COAMPS is configured to include three nested grids (45km, 15km, 5km) with 45 levels in the vertical; it provides 48-hour forecast twice daily between October 20 – November 29, 2008. For the evaluation and analyses conducted in this study, only the results on the 15km grid are presented.
The comparison of the forecasts with the data shows the followings:
1. The general pattern of the 40-days averaged liquid water path and surface wind speed from the forecasts is consistent with the satellite observations. The forecast cloud diurnal variation is significantly weaker than the observations in both the amplitude and the regression correlation coefficient.
2. Surface wind appears to be a better forecast variable than the liquid water depth, and precipitable water.
3. Predicted potential temperature profiles in general follow those from soundings, both within and above the boundary layer top away from the coast, indicating that the main thermal forcing for the BL is acceptable. The correlation between the forecast and observed water vapor is particularly poor above the boundary layer, which may result from the forecast error in the wind variability.
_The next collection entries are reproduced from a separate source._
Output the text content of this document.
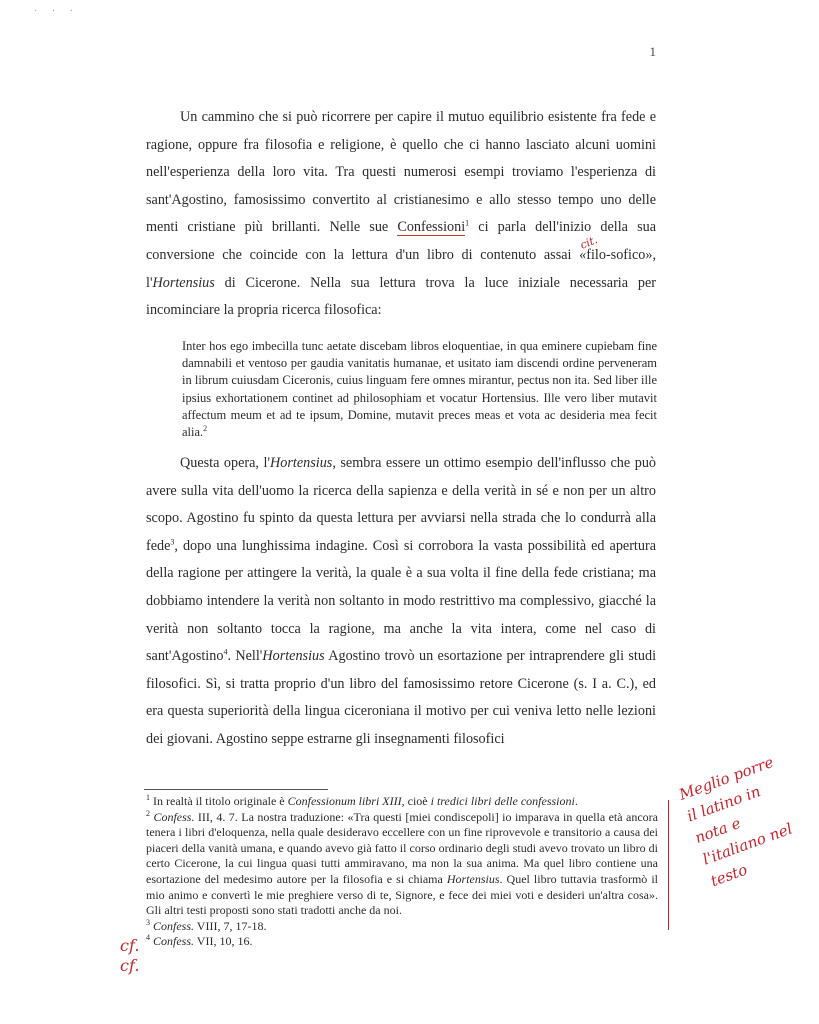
· · ·
1

Un cammino che si può ricorrere per capire il mutuo equilibrio esistente fra fede e ragione, oppure fra filosofia e religione, è quello che ci hanno lasciato alcuni uomini nell'esperienza della loro vita. Tra questi numerosi esempi troviamo l'esperienza di sant'Agostino, famosissimo convertito al cristianesimo e allo stesso tempo uno delle menti cristiane più brillanti. Nelle sue Confessioni$^1$ ci parla dell'inizio della sua conversione che coincide con la lettura d'un libro di contenuto assai «filo-sofico», l'Hortensius di Cicerone. Nella sua lettura trova la luce iniziale necessaria per incominciare la propria ricerca filosofica:

cit.
Inter hos ego imbecilla tunc aetate discebam libros eloquentiae, in qua eminere cupiebam fine damnabili et ventoso per gaudia vanitatis humanae, et usitato iam discendi ordine perveneram in librum cuiusdam Ciceronis, cuius linguam fere omnes mirantur, pectus non ita. Sed liber ille ipsius exhortationem continet ad philosophiam et vocatur Hortensius. Ille vero liber mutavit affectum meum et ad te ipsum, Domine, mutavit preces meas et vota ac desideria mea fecit alia.$^2$

Questa opera, l'Hortensius, sembra essere un ottimo esempio dell'influsso che può avere sulla vita dell'uomo la ricerca della sapienza e della verità in sé e non per un altro scopo. Agostino fu spinto da questa lettura per avviarsi nella strada che lo condurrà alla fede$^3$, dopo una lunghissima indagine. Così si corrobora la vasta possibilità ed apertura della ragione per attingere la verità, la quale è a sua volta il fine della fede cristiana; ma dobbiamo intendere la verità non soltanto in modo restrittivo ma complessivo, giacché la verità non soltanto tocca la ragione, ma anche la vita intera, come nel caso di sant'Agostino$^4$. Nell'Hortensius Agostino trovò un esortazione per intraprendere gli studi filosofici. Sì, si tratta proprio d'un libro del famosissimo retore Cicerone (s. I a. C.), ed era questa superiorità della lingua ciceroniana il motivo per cui veniva letto nelle lezioni dei giovani. Agostino seppe estrarne gli insegnamenti filosofici

$^1$ In realtà il titolo originale è Confessionum libri XIII, cioè i tredici libri delle confessioni.
$^2$ Confess. III, 4. 7. La nostra traduzione: «Tra questi [miei condiscepoli] io imparava in quella età ancora tenera i libri d'eloquenza, nella quale desideravo eccellere con un fine riprovevole e transitorio a causa dei piaceri della vanità umana, e quando avevo già fatto il corso ordinario degli studi avevo trovato un libro di certo Cicerone, la cui lingua quasi tutti ammiravano, ma non la sua anima. Ma quel libro contiene una esortazione del medesimo autore per la filosofia e si chiama Hortensius. Quel libro tuttavia trasformò il mio animo e convertì le mie preghiere verso di te, Signore, e fece dei miei voti e desideri un'altra cosa». Gli altri testi proposti sono stati tradotti anche da noi.
$^3$ Confess. VIII, 7, 17-18.
$^4$ Confess. VII, 10, 16.
cf.
cf.
Meglio porre il latino in nota e l'italiano nel testo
4. The boundary layer height near the coast is significantly lower than the observations; our budget analysis suggests that it may result from the unusually strong subsidence along the coast in the forecast.
5. The forecast boundary layer height increases toward the west, although its slope is rather gentle away from the coastal region compared with the observations.
Further discussions will be given in the presentation.